The Ministry of Foreign Affairs has officially notified Taiwan's diplomatic allies of the plan, while Presidential Office Secretary-General Tseng Yung-chuan (曾永權) contacted the Democratic Progressive Party on Ma's behalf to invite President-elect Tsai Ing-wen (蔡英文) to send an envoy on the trip.
DPP spokesman Yang Chia-liang (楊家俍) said the party had responded to Tseng and told him that the DPP has no plans to send a representative to take part in the visit.
Taiping Island, which lies 1,600 kilometers south of Taiwan, is the largest natural island controlled by Taiwan in the disputed South China Sea. Ma, whose second and final term as president ends on May 20, has never been there during his nearly eight years as president.
Describing the island as an inherent part of the territory of the Republic of China (Taiwan), Chen said the president has never ruled out a visit to the island and noted that former President Chen Shui-bian (陳水扁) went to the island during his time in office.
The president will be accompanied by some 20 government officials, scholars and experts, Chen said, but no arrangements will be made for media outlets to join the trip.
Ma will hold a press conference after returning from the visit, Chen said.
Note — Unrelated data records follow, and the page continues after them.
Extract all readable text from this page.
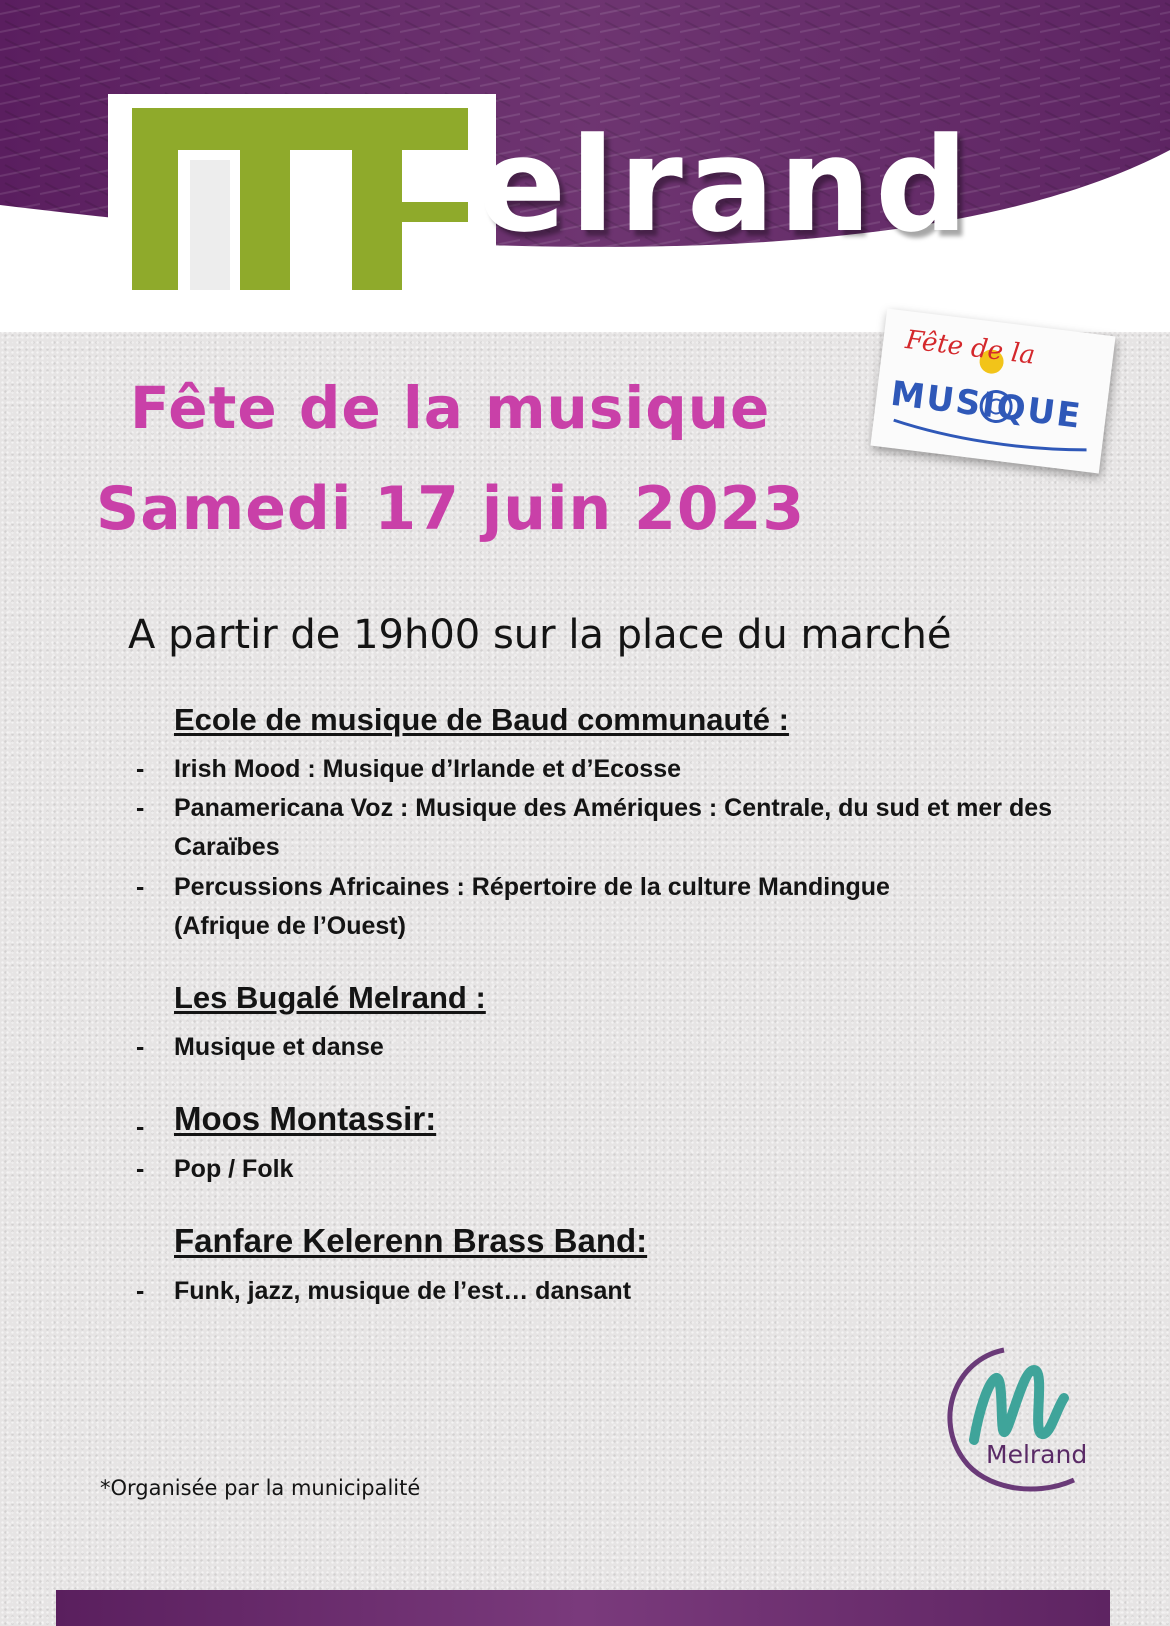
elrand
Fête de la
MUSIQUE
Fête de la musique
Samedi 17 juin 2023

A partir de 19h00 sur la place du marché

Ecole de musique de Baud communauté :

- Irish Mood : Musique d’Irlande et d’Ecosse
- Panamericana Voz : Musique des Amériques : Centrale, du sud et mer des Caraïbes
- Percussions Africaines : Répertoire de la culture Mandingue (Afrique de l’Ouest)

Les Bugalé Melrand :

- Musique et danse
- Moos Montassir:

- Pop / Folk

Fanfare Kelerenn Brass Band:

- Funk, jazz, musique de l’est… dansant
Melrand

*Organisée par la municipalité
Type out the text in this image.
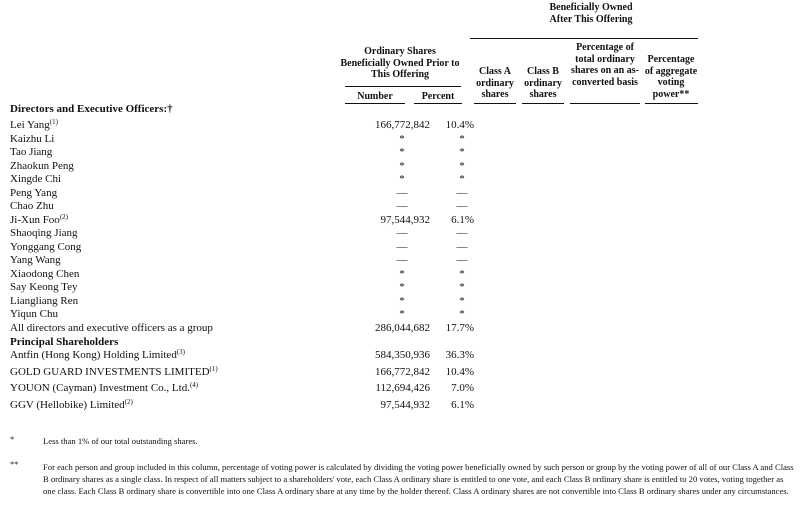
Beneficially Owned After This Offering
Ordinary Shares Beneficially Owned Prior to This Offering
Number	Percent
Class A ordinary shares
Class B ordinary shares
Percentage of total ordinary shares on an as-converted basis
Percentage of aggregate voting power**
Directors and Executive Officers:†
Lei Yang$^{(1)}$	166,772,842 10.4%
Kaizhu Li	*	*
Tao Jiang	*	*
Zhaokun Peng	*	*
Xingde Chi	*	*
Peng Yang	—	—
Chao Zhu	—	—
Ji-Xun Foo$^{(2)}$	97,544,932 6.1%
Shaoqing Jiang	—	—
Yonggang Cong	—	—
Yang Wang	—	—
Xiaodong Chen	*	*
Say Keong Tey	*	*
Liangliang Ren	*	*
Yiqun Chu	*	*
All directors and executive officers as a group	286,044,682 17.7%
Principal Shareholders
Antfin (Hong Kong) Holding Limited$^{(3)}$	584,350,936 36.3%
GOLD GUARD INVESTMENTS LIMITED$^{(1)}$	166,772,842 10.4%
YOUON (Cayman) Investment Co., Ltd.$^{(4)}$	112,694,426 7.0%
GGV (Hellobike) Limited$^{(2)}$	97,544,932 6.1%
*	Less than 1% of our total outstanding shares.
**	For each person and group included in this column, percentage of voting power is calculated by dividing the voting power beneficially owned by such person or group by the voting power of all of our Class A and Class B ordinary shares as a single class. In respect of all matters subject to a shareholders' vote, each Class A ordinary share is entitled to one vote, and each Class B ordinary share is entitled to 20 votes, voting together as one class. Each Class B ordinary share is convertible into one Class A ordinary share at any time by the holder thereof. Class A ordinary shares are not convertible into Class B ordinary shares under any circumstances.
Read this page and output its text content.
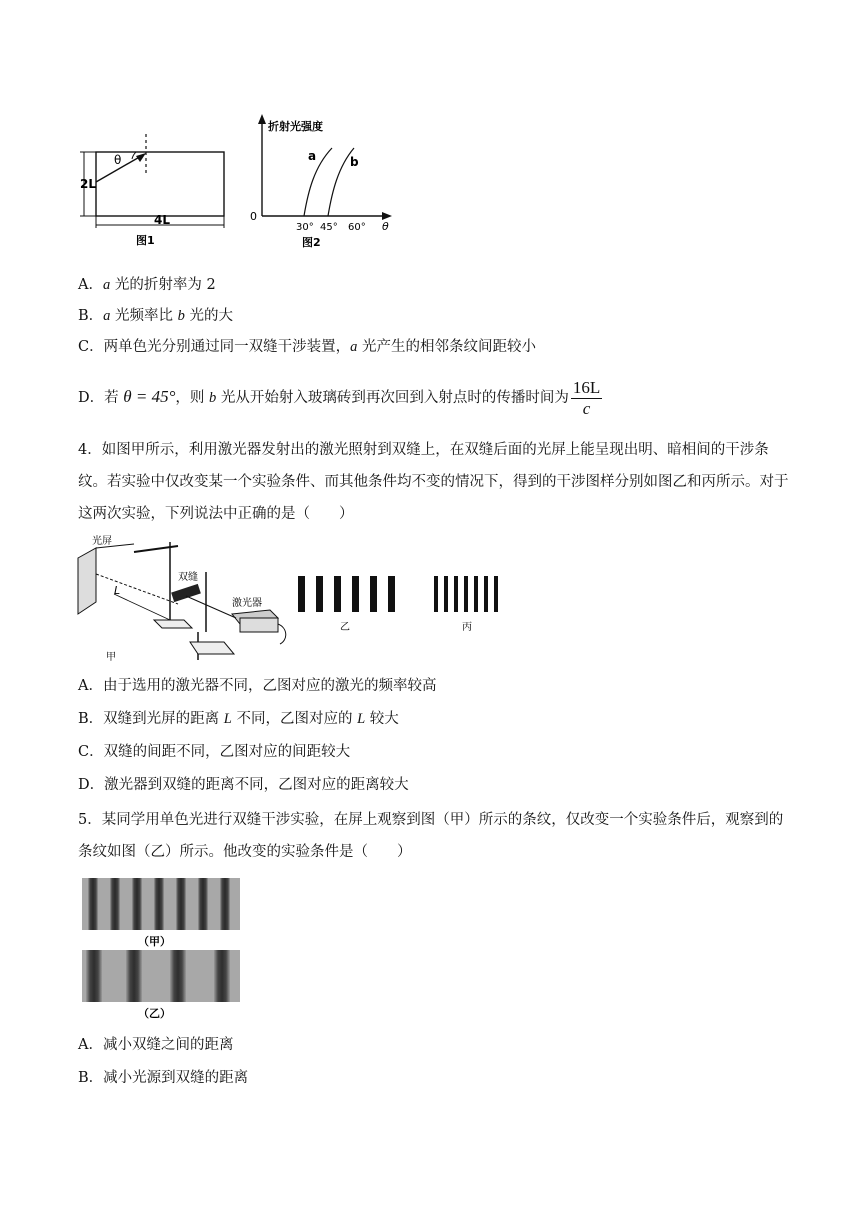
θ
2L
4L
图1
折射光强度
0
a	b
30° 45° 60° θ
图2
A．a 光的折射率为 2
B．a 光频率比 b 光的大
C．两单色光分别通过同一双缝干涉装置，a 光产生的相邻条纹间距较小
D．若 θ = 45°，则 b 光从开始射入玻璃砖到再次回到入射点时的传播时间为 $\frac{16L}{c}$
4．如图甲所示，利用激光器发射出的激光照射到双缝上，在双缝后面的光屏上能呈现出明、暗相间的干涉条纹。若实验中仅改变某一个实验条件、而其他条件均不变的情况下，得到的干涉图样分别如图乙和丙所示。对于这两次实验，下列说法中正确的是（　　）
光屏
L
双缝
激光器
甲
乙	丙
A．由于选用的激光器不同，乙图对应的激光的频率较高
B．双缝到光屏的距离 L 不同，乙图对应的 L 较大
C．双缝的间距不同，乙图对应的间距较大
D．激光器到双缝的距离不同，乙图对应的距离较大
5．某同学用单色光进行双缝干涉实验，在屏上观察到图（甲）所示的条纹，仅改变一个实验条件后，观察到的条纹如图（乙）所示。他改变的实验条件是（　　）
（甲）
（乙）
A．减小双缝之间的距离
B．减小光源到双缝的距离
The planned visit comes as the government moves to reinforce Taiwan's sovereignty claim over the island in the wake of China's buildup in the region and the Philippines' case against Beijing at the Permanent Court of Arbitration in the Hague.
Beijing claims the waters and land in the South China Sea based on a "nine-dotted line" and reinforces those claims by saying the islands, reefs and atolls it considers its own have 200-nautical-mile (370 km) exclusive economic zones.
The Philippines is disputing that, arguing that under the United Nations Convention on the Law of the Sea (UNCLOS) the atolls and reefs claimed by Beijing are nothing more than "rocks" or "sunken reefs" that can generate 12 nautical miles of territorial waters at best.
They are not naturally formed "islands" capable of sustaining human habitation or economic life, which are entitled to exclusive economic zones under UNCLOS, the Philippines has argued.
The case does not directly involve Taiwan, but it may have indirect implications because Taiwan also claims all of the South China Sea using a similar "dotted line" to China's and has a presence on Taiping Island, also known as Itu Aba.
Ma has insisted on Taiping's status as an "island" under the UN convention's guidelines, writing in a Facebook post in December that Taiping Island is self-sustaining, with fresh water and vegetable and poultry farms.
An expert panel formed by the Council of Agriculture that toured the island on Jan. 22 and 23 to check on its natural and agricultural environment also confirmed that Taiping qualifies as an island.